Involvement with meth results in a quick, downhill progression. I have met men who claim they can use it and walk away, but I know many more who would like to be able to do this but clearly cannot. Typically their use begins as a weekend of partying, but soon progresses to long weekends. Many begin to experience "suicide Tuesdays," a recovery day when severe depression is experienced because of the disruption in dopamine and other neurotransmitters. Quickly, many begin to crave the drug, lose interest in other activities, and increase their use dramatically. Medication non-adherence, high-risk sexual activities, co-occurring sexually transmitted infections, letting go of responsibilities in life, sinus infections, dental concerns and weight loss are some symptoms that can indicate a problem.
As noted earlier, recovery is a long and difficult process. Dopamine is the neurotransmitter that effectively bonds various stimuli in the brain. The intoxicating feelings caused by meth become fused with sex and other activities, making relapse cues pervasive.

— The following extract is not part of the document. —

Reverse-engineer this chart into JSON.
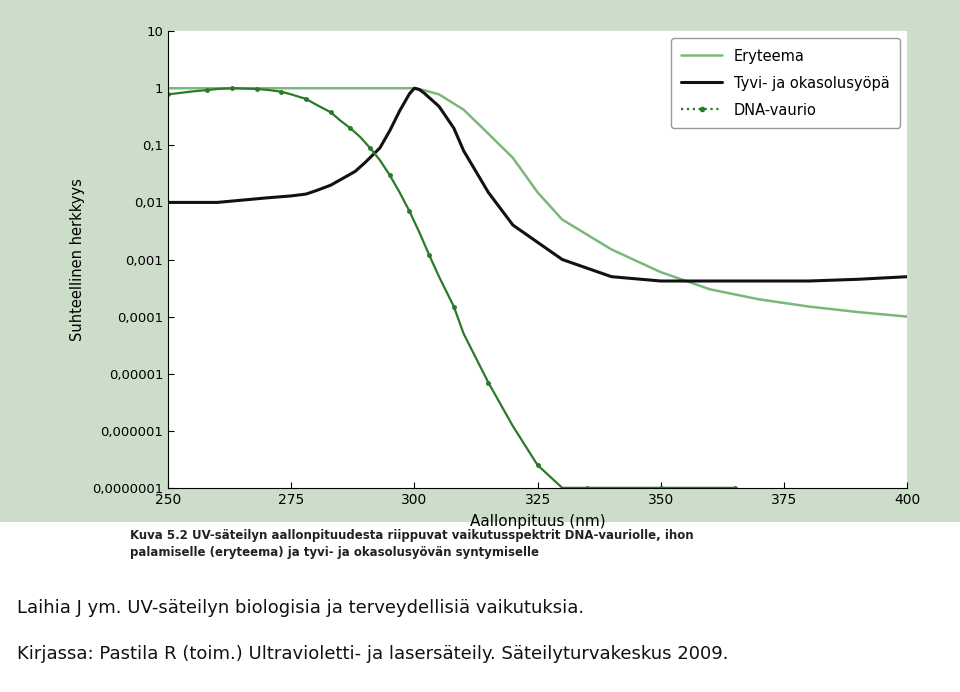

Certain music, a ringtone, an instant message alert, the smell of poppers or even an attractive man walking down the street can set off intense cravings for the drug. Each of these must be "unlearned," a process that is difficult and time-consuming.
Best practices for the treatment of methamphetamine addiction take into account the functional brain injury that has occurred with extensive meth use. In early recovery, people are not thinking clearly and are unable to focus to any great extent on verbal tasks (visual memory seems less impaired). Because of this short attention span, the ideal treatment model involves an abbreviated daily group, something that is difficult to replicate in most settings. Some practitioners describe using "CBT-lite," a modified form of cognitive behavioral therapy that takes into account the limited ability of the meth user for focus and concentration.
Groups are important in the recovery process. A 12-step group, Crystal Meth Anonymous (CMA), has emerged because of the explicit connection between meth and sex, discussion of which would not typically be tolerated in other 12-step meetings. Because of the power of this sexual connection and its ability to induce strong cravings, it is my belief that other supports should be utilized in addition to CMA. I recommend attendance at additional 12-step groups such as Narcotics Anonymous or Alcoholics Anonymous, where more recovery is likely found. It is also my experience that a facilitated peer group that addresses some of the underlying issues of shame, unworthiness and disconnection from the community is helpful for recovery.
Meth hitting the streets today has a much higher purity than ever before, an unintended consequence of the pseudoephedrine control laws that effectively wiped out "mom-and-pop" labs, creating a supply opportunity for Mexican superlabs. Its high purity and resulting high-risk sex creates a potent danger for both new HIV infections and treatment failures among those living with the virus. With funding cutbacks, increased social stress and a common lack of highly effective treatment for methamphetamine dependence, the risks are great. Being alert and informed is our best defense.